The cast is solid and effective, involving some of the most famous stars of Hollywood.Morgan Freeman plays an ex-slave that has devoted his entire life to the abolition of slavery. Freeman doesn't know how to disappoint, and the only regret is that there is very little time granted on his character. Mathew McConaghey's character is a bit like Oscar Schindler in "Schindler's List".He was looking at slaves as property and was only interested in how to win the case, and how to gain money from it. Throughout the movie however, he gets more human, when he realizes what he is fighting for. Anthony Hopkins delivers one of his best performances. Hi has painted a sensational portrait of a man that is fighting his age, his reputation and his legacy to accomplish something good, something he truly believes in -- before he dies.

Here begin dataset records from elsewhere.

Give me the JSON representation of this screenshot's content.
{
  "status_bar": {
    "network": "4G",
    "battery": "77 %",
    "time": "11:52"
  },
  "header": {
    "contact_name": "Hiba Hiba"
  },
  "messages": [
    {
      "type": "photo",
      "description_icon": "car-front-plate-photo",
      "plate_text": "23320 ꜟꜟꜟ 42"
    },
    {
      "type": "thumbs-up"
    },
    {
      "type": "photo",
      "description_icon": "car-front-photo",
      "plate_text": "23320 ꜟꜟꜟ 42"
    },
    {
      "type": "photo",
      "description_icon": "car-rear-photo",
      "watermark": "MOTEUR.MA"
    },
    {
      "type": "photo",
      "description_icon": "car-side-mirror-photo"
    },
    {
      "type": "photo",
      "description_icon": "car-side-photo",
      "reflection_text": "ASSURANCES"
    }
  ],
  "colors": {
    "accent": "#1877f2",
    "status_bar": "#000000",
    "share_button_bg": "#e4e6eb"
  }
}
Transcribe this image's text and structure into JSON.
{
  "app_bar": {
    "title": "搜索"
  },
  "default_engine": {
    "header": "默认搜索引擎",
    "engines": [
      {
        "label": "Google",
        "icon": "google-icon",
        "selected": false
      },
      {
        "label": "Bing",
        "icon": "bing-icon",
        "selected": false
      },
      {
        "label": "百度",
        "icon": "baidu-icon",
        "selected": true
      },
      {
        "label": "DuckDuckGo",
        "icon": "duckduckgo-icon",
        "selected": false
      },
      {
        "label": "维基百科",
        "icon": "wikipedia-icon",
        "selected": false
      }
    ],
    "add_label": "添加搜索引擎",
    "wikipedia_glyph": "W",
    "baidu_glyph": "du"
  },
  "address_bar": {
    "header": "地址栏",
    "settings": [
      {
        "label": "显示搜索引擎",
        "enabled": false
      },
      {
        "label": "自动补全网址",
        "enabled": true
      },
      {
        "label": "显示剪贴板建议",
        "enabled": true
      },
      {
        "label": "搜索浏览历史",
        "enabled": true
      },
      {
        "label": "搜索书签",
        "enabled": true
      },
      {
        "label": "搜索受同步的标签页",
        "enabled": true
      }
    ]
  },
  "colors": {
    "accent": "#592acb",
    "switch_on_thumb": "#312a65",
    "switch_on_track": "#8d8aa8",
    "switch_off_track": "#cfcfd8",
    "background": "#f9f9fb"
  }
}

But the film's best performance comes from the newcomer Djimon Honsou , who brings a wonderful sense of dignity, quite strength and touching vulnerability to his role as the unofficial leader for the Africans. During the whole film he speaks only 5 words in English, and jet, we understand everything he is saying, because the words come from the heart and not from the mind.

The visual perfection of the film is as staggering as the direction.

Janusz Kaminski's wonderful cinematography resembles the paintings of Goya - muted to tones and low on colors and lighting. Rick Carter's marvelous and detailed production design and Ruth E. Carter's costumes re-create the historical period. John Williams' deep, emotional and occasionally terrifying musical score, including African quire and folk songs is probably the finest composition of the year.

Amistad is a finely crafted drama that explores, better than any film to date, the injuries, the injustices and the horrors of slavery. Equally important to our understanding of slavery as "Schindler's List" was to holocaust.